Hagia Sophia, Halki mark religious freedom panels
ISTANBUL – Hürriyet Daily News
Turkey’s minority foundations representative, Laki Vingas, speaks at the panel on Dec 4.
An international conference on “religious freedom in Turkey,” was held in Berlin, focusing on the Hagia Sophia and Halki Seminary issues, which have remained problematic for decades.
The two day long conference’s theme was “Tearing Down Walls: Achieving Religious Equality in Turkey.”
“Equality, state neutrality and pluralism” were issues evaluated by politicians, diplomats, religious leaders, human rights lawyers, scholars, journalists, and religious minority representatives from Turkey. Former U.S. Secretary of State, Senator Hillary Clinton, also joined the conference by video.
The Directorate General of Turkey’s Minority Foundations Representative, Laki Vingas, made a speech on minority issues in Turkey at the panel. Vingas emphasized the “legal personality problems” for both the Fener Greek and the Armenian Patriarchate in Turkey.
“In light of our historical experiences as Turkey’s minorities, we need projects that can be implemented in macro dimensions for us to become equal, free citizens who can express what we think in a free environment,” Vingas said.

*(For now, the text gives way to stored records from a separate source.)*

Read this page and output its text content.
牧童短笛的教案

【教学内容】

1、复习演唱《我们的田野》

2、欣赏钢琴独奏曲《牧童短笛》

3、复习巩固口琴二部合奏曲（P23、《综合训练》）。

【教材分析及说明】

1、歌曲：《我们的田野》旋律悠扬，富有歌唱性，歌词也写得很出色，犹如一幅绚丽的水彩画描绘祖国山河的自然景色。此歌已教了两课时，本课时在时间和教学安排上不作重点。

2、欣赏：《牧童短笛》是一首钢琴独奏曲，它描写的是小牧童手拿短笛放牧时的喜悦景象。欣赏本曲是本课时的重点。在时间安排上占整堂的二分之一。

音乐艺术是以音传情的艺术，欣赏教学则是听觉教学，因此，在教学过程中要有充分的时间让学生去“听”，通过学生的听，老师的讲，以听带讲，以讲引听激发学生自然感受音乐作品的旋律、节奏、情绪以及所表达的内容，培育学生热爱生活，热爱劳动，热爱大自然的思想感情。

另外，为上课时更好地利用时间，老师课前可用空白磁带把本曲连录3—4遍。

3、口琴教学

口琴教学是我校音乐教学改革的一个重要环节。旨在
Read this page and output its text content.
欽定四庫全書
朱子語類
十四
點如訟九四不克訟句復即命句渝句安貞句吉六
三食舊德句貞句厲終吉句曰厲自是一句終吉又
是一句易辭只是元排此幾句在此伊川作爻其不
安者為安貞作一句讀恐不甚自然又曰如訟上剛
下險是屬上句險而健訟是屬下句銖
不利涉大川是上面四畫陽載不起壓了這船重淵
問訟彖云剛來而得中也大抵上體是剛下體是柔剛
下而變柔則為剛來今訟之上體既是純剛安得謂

He also brought the Halki Seminary issue to the agenda, saying the theology school had been closed for 42 years, which “damaged the Ecumenical Patriarchate, as well as the Orthodox world and Turkey.”
The Halki Seminary was opened in 1844 and served as a school for theology for years. However, as a result of a 1971 Constitutional Court ruling, all private institutions of higher education either became state universities or were closed down.
Halki’s Board of Trustees refused to become part of Istanbul University. Consequently, the seminary section of Halki was closed down.
The high school section is still open, but no longer has any students. During the conference, another hot topic was the centuries-old Hagia Sophia and the debate on whether it should be converted to a mosque or not.
Deputy Prime Minister Bülent Arınç had previously expressed his hope to see Istanbul’s Hagia Sophia Museum converted into a mosque.